The Public Interest and Accountability Committee (PIAC) has reiterated calls for the media to help hold government and other agencies accountable for the country’s petroleum revenue utilization and management.
It has become evident in majority of PIAC’s visits to project sites that some of the projects claimed to be executed with oil funds in some cases are non-existent or not needed by the community.
In an interview with Citi News on the sidelines of a capacity building workshop for members of the Institute of Financial and Economic Journalists (IFEJ) and some selected Parliamentary Press Corp over the weekend in Keta, the Vice Chairman of PIAC, Mohammed Nasir Alfa called on the media to help get relevant stakeholders speed up on recommendations made by the committee.

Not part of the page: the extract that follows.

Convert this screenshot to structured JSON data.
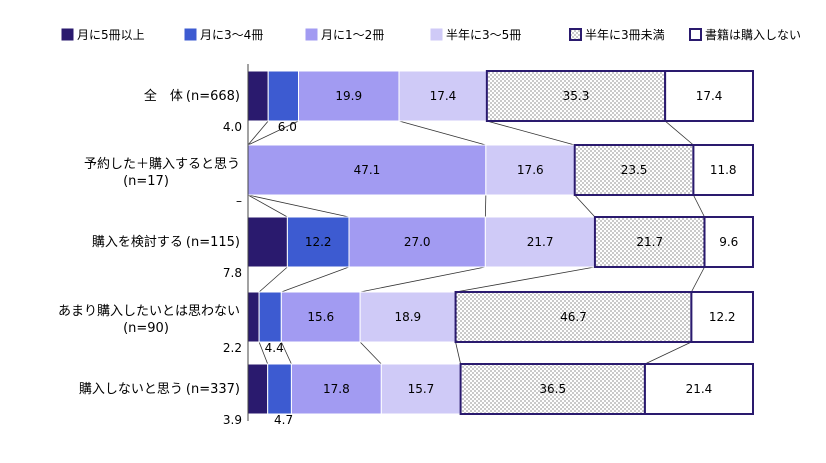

“I can foresee a time where cases involving findings and recommendations of PIAC may finally end up in the courts of law. Then, the judiciary may come in handy and will be required as much as possible to uphold not necessarily the findings and recommendations, but by an extent, the three arms of government.”
“PIAC cannot do it alone, so I am adding the media as the fourth estate of the realm. We need the media to support us with our advocacy in reaching out to the people”, he added.
Mohammad Nasir Alfa however indicated that public institutions who continue to flout provisions of the PRMA will soon be taken to court when PIAC is finally empowered to do so.
“It is possible that, the way and manner institutions flout some provisions of the PRMA, it may get to a point where PIAC as an institution may be empowered to do so. Because PIAC is a creator of statutes, it may hasten slowly to want to take public institutions by itself to court.”